Garden city: A synthetic dataset and sandbox environment for analysis of pre-processing algorithms for GPS human mobility data
Thomas H. Li, Francisco Barreras
TL;DR
Garden City provides a synthetic, ground-truth-friendly sandbox to evaluate GPS pre-processing algorithms under realistic sparsity and noise. It combines a generated city, an EPR-based mobility diary with circadian constraints, a micro-macro trajectory generator, and a self-exciting sampling process to produce sparse, clustered pings with measurement noise. The paper demonstrates robustness testing for stop-detection and noise sensitivity, illustrating how burstiness and context affect algorithm outputs. By offering open-source code, tutorials, and data, it enables rigorous calibration and validation of GPS-data processing pipelines across diverse urban and behavioral scenarios.
Abstract
Human mobility datasets have seen increasing adoption in the past decade, enabling diverse applications that leverage the high precision of measured trajectories relative to other human mobility datasets. However, there are concerns about whether the high sparsity in some commercial datasets can introduce errors due to lack of robustness in processing algorithms, which could compromise the validity of downstream results. The scarcity of "ground-truth" data makes it particularly challenging to evaluate and calibrate these algorithms.

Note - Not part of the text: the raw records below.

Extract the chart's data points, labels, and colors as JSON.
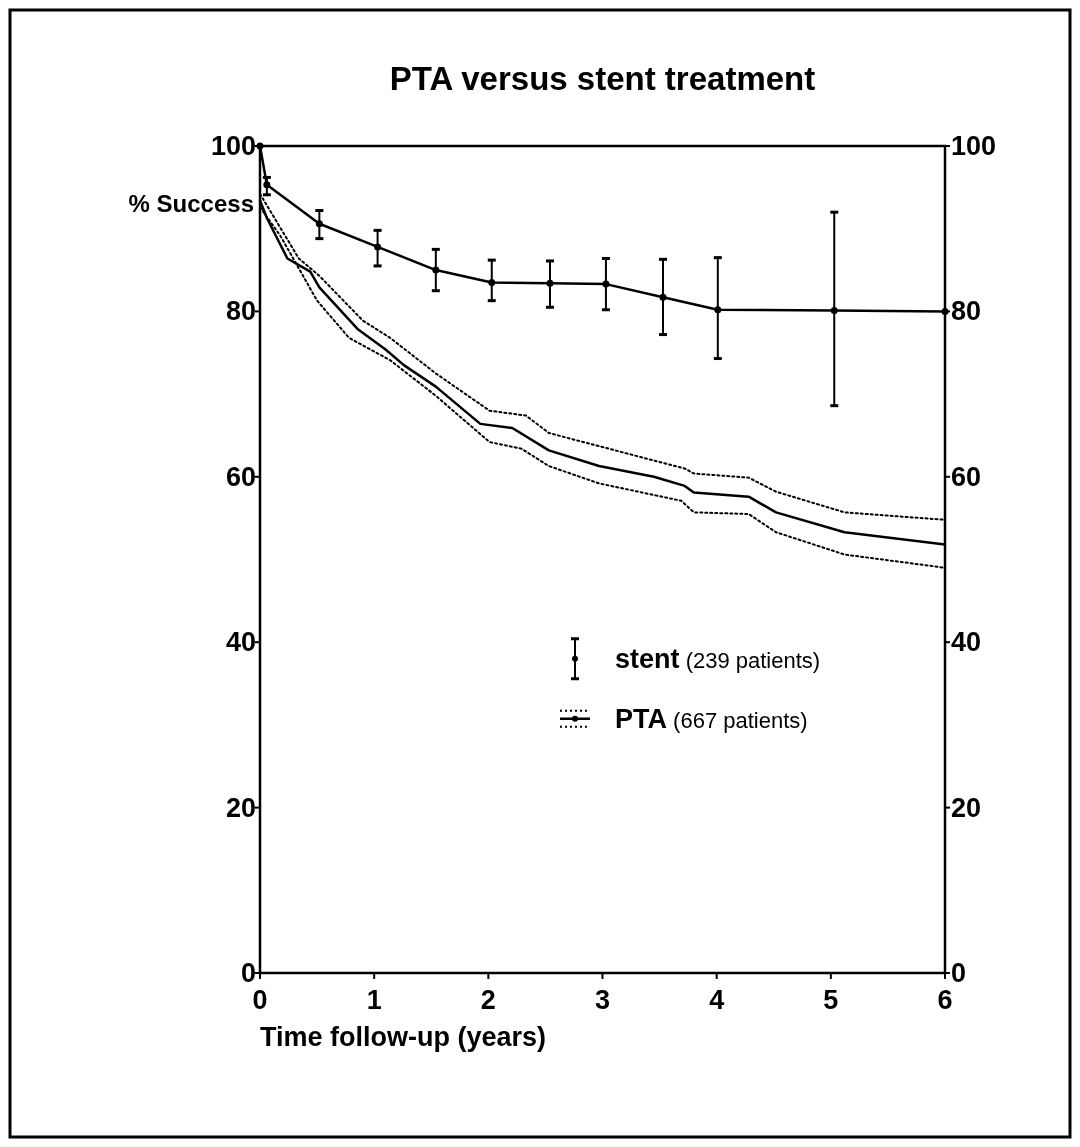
{
  "chart_data": {
    "type": "line",
    "title": "PTA versus stent treatment",
    "xlabel": "Time follow-up (years)",
    "ylabel": "% Success",
    "xlim": [
      0,
      6
    ],
    "xticks": [
      0,
      1,
      2,
      3,
      4,
      5,
      6
    ],
    "ylim": [
      0,
      100
    ],
    "yticks": [
      0,
      20,
      40,
      60,
      80,
      100
    ],
    "y2lim": [
      0,
      100
    ],
    "y2ticks": [
      0,
      20,
      40,
      60,
      80,
      100
    ],
    "grid": false,
    "legend": "right",
    "series": [
      {
        "name": "stent (239 patients)",
        "color": "#000000",
        "marker": "circle",
        "line_style": "solid",
        "x": [
          0,
          0.06,
          0.52,
          1.03,
          1.54,
          2.03,
          2.54,
          3.03,
          3.53,
          4.01,
          5.03,
          6
        ],
        "values": [
          100,
          95.3,
          90.6,
          87.8,
          85,
          83.5,
          83.4,
          83.3,
          81.7,
          80.2,
          80.1,
          80
        ],
        "errors": [
          null,
          [
            94.1,
            96.2
          ],
          [
            88.8,
            92.2
          ],
          [
            85.5,
            89.8
          ],
          [
            82.5,
            87.5
          ],
          [
            81.3,
            86.2
          ],
          [
            80.5,
            86.1
          ],
          [
            80.2,
            86.4
          ],
          [
            77.2,
            86.3
          ],
          [
            74.3,
            86.5
          ],
          [
            68.6,
            92
          ],
          null
        ]
      },
      {
        "name": "PTA (667 patients)",
        "color": "#000000",
        "marker": "none",
        "line_style": "solid",
        "x": [
          0,
          0.06,
          0.24,
          0.44,
          0.52,
          0.86,
          1.1,
          1.26,
          1.54,
          1.93,
          2.21,
          2.53,
          2.97,
          3.45,
          3.72,
          3.8,
          4.28,
          4.52,
          5.12,
          6
        ],
        "values": [
          93.4,
          91.3,
          86.4,
          84.8,
          82.9,
          77.8,
          75.4,
          73.5,
          70.9,
          66.4,
          65.9,
          63.2,
          61.3,
          60,
          58.9,
          58.1,
          57.6,
          55.7,
          53.3,
          51.8
        ]
      },
      {
        "color": "#000000",
        "marker": "none",
        "line_style": "dotted",
        "x": [
          0,
          0.34,
          0.52,
          0.9,
          1.14,
          1.54,
          2.01,
          2.33,
          2.53,
          2.97,
          3.72,
          3.8,
          4.28,
          4.52,
          5.12,
          6
        ],
        "values": [
          94.2,
          86.4,
          84.3,
          78.9,
          76.8,
          72.5,
          68,
          67.4,
          65.3,
          63.7,
          61,
          60.4,
          59.9,
          58.2,
          55.7,
          54.8
        ]
      },
      {
        "color": "#000000",
        "marker": "none",
        "line_style": "dotted",
        "x": [
          0,
          0.18,
          0.5,
          0.78,
          1.14,
          1.54,
          2.01,
          2.29,
          2.53,
          2.97,
          3.69,
          3.8,
          4.28,
          4.52,
          5.12,
          6
        ],
        "values": [
          92.6,
          89.1,
          81.3,
          76.8,
          74.1,
          69.8,
          64.2,
          63.4,
          61.3,
          59.2,
          57.1,
          55.7,
          55.5,
          53.3,
          50.6,
          49
        ]
      }
    ]
  }
}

To overcome these limitations and allow for an intermediate form of validation of common processing algorithms, we propose a synthetic trajectory simulator and sandbox environment meant to replicate the features of commercial datasets that could cause errors in such algorithms, and which can be used to compare algorithm outputs with "ground-truth" synthetic trajectories and mobility diaries. Our code is open-source and is publicly available alongside tutorial notebooks and sample datasets generated with it.